Khalil Gibran Muhammad, Ph.D. is the Director of the Schomburg Center for Research in Black Culture and a former associate professor of history at Indiana University. In late 2010 he was selected to take over the helm of the historic Schomburg Center, which is currently celebrating its 86th year. Dr. Muhammad, a native of Chicago’s South Side, is an award-winning author. His book The Condemnation of Blackness: Race, Crime, and the Making of Modern Urban America, published by Harvard University Press, won the 2011 John Hope Franklin Best Book award in American Studies. As an academic, Dr. Muhammad is at the forefront of scholarship on the enduring link between race and crime that has shaped and limited opportunities for African Americans. He is now working on his second book, Disappearing Acts: The End of White Criminality in the Age of Jim Crow, which traces the historical roots of the changing demographics of crime and punishment so evident today.
Dr. Muhammad’s scholarship has been featured in the New York Times, New Yorker, Washington Post, The Guardian (UK) and Atlanta Journal Constitution, as well as on Bill Moyers and Company, CSPAN, National Public Radio and Pacifica. He has been an associate editor of The Journal of American History. And he currently serves on the National Research Council’s Committee on the Causes and Consequences of High Rates of Incarceration; the board of The Barnes Foundation; and the editorial board of Transition Magazine, published by the W.E.B. Du Bois Institute at Harvard University.
Khalil graduated from the University of Pennsylvania with a B.A. in Economics in 1993. After working at Deloitte & Touche LLP, he received his Ph.D. in American History from Rutgers University in 2004, specializing in 20th-century U.S. and African-American history. He spent two years as an Andrew W. Mellon Postdoctoral Fellow at the Vera Institute of Justice, a nonprofit criminal justice reform agency in New York City, before joining the faculty of Indiana University.
Sam Pollard is the editor of the Edward Norton feature length documentary, By The People: The Election of Barack Obama, airing on HBO. He served as documentary producer of Blackside production’s Eyes on the Prize II: American at the Racial Crosswords, and Co-Executive Producer/Producer of I’ll Make Me a World: Stories of African-American Artists and Community. He directed Zora Neale Hurston: Jump at the Sun for American Masters. Pollard has also worked extensively on Spike Lee’s films, including When the Levees Broke. His productions have won multiple Emmy Awards, George Foster Peabody Awards, the George Polk Award, the NAACP Image Award, and the Pare Lorentz Award from the International Documentary Association. Pollard is also a Professor of Film Studies at the New York University Tisch School of the Arts.
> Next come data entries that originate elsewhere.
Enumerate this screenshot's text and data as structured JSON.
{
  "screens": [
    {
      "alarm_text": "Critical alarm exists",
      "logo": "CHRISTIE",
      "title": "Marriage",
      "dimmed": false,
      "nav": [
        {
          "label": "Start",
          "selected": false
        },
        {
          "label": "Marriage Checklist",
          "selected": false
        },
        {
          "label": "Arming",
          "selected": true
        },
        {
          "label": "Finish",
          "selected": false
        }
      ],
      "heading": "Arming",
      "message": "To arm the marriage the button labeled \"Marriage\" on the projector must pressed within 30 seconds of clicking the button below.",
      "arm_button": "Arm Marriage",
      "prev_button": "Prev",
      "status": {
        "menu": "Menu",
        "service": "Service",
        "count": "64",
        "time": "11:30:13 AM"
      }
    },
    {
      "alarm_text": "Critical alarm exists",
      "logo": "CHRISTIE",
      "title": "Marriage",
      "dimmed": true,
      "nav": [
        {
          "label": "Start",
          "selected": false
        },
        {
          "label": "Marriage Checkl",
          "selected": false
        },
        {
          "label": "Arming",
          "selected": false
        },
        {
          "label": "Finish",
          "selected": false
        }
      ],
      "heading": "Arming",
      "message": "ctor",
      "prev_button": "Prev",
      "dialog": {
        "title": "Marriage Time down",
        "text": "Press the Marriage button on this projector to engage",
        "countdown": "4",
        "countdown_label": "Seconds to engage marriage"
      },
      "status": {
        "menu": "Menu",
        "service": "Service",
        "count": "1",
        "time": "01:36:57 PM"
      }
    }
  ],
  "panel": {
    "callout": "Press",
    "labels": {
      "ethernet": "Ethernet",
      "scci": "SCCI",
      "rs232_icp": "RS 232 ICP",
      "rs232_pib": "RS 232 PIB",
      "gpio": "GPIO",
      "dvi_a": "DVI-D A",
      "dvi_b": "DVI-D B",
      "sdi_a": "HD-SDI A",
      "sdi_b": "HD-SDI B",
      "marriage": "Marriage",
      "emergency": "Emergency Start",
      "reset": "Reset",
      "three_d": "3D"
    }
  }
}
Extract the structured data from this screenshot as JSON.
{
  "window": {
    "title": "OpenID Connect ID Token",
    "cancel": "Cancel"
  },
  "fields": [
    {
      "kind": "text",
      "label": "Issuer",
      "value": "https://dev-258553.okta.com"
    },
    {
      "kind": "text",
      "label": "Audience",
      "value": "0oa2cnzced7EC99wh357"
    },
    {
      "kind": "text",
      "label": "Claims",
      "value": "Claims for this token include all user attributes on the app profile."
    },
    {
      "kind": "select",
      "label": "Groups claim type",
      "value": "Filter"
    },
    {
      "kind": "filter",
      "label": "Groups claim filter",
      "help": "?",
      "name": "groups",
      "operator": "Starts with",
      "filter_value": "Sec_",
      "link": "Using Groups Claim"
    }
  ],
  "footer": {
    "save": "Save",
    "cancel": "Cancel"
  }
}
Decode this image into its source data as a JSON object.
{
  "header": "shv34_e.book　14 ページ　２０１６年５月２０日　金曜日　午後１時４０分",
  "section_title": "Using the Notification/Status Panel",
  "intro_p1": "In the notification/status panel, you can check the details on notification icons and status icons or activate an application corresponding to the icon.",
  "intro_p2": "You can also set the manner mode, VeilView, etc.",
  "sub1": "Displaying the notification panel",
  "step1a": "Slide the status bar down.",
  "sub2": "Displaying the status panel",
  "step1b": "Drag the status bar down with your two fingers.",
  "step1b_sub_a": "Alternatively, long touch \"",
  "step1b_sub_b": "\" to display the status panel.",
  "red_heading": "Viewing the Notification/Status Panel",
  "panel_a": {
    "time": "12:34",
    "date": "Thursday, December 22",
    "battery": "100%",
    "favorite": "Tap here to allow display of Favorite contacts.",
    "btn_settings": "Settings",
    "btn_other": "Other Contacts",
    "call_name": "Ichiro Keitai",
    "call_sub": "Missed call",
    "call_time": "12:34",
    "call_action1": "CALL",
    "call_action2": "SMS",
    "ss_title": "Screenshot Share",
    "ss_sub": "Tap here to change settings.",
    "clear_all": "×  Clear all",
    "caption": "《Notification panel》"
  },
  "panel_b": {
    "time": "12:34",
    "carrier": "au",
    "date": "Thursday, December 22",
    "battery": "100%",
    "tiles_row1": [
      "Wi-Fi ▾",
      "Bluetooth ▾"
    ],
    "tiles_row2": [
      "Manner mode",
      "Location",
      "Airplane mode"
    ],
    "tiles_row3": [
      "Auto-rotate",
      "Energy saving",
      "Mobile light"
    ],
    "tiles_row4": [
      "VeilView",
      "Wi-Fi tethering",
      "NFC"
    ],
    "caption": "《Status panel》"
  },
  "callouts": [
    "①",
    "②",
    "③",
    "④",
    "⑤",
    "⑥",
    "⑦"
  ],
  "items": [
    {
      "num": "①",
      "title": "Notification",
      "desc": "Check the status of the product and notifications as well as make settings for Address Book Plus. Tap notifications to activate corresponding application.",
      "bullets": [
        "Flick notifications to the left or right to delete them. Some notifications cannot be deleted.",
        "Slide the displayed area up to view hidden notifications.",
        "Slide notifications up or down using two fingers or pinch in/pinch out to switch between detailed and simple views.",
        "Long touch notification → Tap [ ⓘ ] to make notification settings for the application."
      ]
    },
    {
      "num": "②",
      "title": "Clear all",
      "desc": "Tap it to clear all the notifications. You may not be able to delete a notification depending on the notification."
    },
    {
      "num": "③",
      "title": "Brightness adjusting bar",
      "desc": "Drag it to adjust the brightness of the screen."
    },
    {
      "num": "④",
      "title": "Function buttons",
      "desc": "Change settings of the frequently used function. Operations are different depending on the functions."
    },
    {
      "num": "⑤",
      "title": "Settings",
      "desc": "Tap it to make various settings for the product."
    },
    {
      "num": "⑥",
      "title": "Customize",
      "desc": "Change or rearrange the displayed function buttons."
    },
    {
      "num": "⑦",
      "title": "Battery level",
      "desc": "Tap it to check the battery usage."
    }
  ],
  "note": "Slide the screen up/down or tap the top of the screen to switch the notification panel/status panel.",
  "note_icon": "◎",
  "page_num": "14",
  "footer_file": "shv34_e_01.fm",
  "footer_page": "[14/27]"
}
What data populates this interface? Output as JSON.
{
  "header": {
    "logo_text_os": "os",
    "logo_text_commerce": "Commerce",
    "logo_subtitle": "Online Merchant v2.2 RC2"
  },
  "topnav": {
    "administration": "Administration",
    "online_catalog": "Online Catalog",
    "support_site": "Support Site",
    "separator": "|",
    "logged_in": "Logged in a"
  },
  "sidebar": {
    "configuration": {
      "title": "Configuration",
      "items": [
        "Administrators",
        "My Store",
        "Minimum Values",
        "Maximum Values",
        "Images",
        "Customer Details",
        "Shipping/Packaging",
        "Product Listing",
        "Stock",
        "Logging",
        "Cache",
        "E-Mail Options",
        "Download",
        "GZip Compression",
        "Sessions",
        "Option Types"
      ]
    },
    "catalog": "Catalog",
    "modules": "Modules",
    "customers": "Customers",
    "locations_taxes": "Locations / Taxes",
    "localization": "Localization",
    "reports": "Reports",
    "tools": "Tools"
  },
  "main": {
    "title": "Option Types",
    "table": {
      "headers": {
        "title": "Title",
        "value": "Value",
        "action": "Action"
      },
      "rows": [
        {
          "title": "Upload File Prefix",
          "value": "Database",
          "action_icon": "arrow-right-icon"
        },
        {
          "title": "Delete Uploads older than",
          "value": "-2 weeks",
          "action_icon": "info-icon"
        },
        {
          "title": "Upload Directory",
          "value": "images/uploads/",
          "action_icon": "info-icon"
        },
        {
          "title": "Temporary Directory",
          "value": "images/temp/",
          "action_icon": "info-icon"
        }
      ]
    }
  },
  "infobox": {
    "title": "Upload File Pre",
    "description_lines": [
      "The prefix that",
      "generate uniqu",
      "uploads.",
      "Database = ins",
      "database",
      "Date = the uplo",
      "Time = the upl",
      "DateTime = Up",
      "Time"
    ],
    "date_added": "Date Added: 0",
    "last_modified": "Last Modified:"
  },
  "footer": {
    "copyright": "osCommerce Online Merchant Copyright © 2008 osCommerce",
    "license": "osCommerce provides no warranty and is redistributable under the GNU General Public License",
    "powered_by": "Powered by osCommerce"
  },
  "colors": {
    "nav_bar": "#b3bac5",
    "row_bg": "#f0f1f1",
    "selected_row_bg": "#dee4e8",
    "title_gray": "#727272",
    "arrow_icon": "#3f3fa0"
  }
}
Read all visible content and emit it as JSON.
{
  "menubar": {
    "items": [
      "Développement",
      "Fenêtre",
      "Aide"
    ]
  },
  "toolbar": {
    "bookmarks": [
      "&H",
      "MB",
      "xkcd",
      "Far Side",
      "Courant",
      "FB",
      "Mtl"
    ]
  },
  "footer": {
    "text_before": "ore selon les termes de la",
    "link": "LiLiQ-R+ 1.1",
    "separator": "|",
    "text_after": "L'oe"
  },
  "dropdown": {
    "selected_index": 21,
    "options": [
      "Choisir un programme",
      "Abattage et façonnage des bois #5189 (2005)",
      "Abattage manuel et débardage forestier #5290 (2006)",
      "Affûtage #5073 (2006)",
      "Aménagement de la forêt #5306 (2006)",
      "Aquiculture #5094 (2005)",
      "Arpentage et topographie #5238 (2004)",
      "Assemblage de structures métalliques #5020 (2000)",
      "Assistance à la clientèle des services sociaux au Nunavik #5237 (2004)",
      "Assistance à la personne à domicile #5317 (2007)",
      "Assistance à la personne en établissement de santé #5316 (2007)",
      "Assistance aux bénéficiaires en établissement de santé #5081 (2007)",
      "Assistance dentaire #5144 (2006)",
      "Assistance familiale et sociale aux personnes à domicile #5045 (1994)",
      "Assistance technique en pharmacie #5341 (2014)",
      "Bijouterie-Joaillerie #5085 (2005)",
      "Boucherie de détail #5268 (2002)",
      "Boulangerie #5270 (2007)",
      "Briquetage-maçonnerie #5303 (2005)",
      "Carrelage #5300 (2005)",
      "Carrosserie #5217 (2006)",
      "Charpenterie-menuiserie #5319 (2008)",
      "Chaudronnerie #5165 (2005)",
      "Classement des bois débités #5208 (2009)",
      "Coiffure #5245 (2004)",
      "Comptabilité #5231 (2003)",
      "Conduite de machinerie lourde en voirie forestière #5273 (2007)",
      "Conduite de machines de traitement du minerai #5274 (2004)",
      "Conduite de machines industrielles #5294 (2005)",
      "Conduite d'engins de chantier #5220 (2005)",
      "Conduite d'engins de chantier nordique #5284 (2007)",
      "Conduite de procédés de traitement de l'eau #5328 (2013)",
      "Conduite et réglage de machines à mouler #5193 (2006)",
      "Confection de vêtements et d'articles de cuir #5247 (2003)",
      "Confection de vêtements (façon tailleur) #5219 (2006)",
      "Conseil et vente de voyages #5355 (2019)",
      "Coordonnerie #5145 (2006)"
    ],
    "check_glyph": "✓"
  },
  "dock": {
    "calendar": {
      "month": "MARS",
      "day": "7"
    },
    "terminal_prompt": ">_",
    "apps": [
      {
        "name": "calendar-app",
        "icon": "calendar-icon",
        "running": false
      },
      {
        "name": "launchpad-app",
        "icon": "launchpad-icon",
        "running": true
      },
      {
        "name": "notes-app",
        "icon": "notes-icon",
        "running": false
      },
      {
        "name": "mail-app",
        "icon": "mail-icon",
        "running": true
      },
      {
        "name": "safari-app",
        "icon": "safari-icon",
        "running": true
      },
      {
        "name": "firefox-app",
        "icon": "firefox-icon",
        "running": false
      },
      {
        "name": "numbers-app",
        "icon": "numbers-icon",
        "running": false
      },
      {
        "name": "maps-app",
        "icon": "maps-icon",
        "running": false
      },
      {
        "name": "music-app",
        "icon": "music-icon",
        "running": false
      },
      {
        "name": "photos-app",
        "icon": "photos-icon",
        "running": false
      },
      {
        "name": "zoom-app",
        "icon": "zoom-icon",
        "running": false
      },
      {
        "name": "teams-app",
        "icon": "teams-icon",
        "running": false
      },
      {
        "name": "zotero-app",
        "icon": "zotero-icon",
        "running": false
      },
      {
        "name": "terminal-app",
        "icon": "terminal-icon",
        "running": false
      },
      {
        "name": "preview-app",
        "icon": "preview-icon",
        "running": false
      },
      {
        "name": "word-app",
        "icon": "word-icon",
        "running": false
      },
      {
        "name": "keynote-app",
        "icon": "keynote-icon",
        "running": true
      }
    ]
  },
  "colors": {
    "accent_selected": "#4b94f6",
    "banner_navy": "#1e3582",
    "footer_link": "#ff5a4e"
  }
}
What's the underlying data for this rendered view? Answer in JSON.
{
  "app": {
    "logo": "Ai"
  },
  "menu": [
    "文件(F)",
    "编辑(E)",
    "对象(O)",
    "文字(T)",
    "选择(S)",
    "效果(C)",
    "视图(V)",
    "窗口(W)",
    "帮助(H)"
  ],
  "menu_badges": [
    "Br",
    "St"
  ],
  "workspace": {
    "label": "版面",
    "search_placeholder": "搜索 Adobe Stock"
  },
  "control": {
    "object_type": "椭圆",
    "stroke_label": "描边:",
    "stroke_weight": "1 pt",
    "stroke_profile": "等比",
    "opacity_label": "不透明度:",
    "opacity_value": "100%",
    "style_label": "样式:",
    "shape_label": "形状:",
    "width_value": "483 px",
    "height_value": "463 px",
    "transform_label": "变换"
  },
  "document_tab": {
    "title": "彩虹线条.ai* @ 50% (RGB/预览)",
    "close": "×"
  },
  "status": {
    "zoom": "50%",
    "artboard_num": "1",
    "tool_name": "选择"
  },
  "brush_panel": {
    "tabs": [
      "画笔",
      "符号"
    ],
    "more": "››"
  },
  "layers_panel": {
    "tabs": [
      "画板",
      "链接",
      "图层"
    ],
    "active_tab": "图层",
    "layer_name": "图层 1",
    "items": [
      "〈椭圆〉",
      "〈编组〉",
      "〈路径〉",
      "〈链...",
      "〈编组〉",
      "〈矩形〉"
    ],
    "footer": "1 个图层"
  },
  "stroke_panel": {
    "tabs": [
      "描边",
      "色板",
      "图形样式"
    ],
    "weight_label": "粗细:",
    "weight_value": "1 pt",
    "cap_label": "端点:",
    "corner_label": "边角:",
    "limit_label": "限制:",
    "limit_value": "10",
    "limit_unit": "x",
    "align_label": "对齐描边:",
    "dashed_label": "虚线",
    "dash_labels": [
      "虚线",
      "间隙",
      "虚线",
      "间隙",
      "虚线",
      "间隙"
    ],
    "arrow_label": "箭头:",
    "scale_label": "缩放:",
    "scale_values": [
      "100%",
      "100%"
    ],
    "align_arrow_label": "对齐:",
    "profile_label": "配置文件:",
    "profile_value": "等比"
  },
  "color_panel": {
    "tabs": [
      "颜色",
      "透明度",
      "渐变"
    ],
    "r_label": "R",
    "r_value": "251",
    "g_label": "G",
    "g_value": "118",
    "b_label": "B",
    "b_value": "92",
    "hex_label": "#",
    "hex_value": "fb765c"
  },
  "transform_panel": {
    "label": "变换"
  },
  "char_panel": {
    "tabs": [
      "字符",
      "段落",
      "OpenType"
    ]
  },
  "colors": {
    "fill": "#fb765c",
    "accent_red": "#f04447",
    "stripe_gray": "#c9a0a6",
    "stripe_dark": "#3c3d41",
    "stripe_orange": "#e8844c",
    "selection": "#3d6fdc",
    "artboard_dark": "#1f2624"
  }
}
Yusef Salaam was one of the "Central Park 5" convicted in the Central Park jogger case. His 1990 conviction for first-degree rape and robbery was vacated on December 19, 2002. He had served 6.5 years of a 5-10 year sentence and had already been released at that time.
Yusef Salaam sits on the Board of the Campaign to End the Death Penalty, the advisory Board for The Learn My History Foundation: dedicated to Youth Empowerment, Education and Change, and is the inspiration behind People United for Children.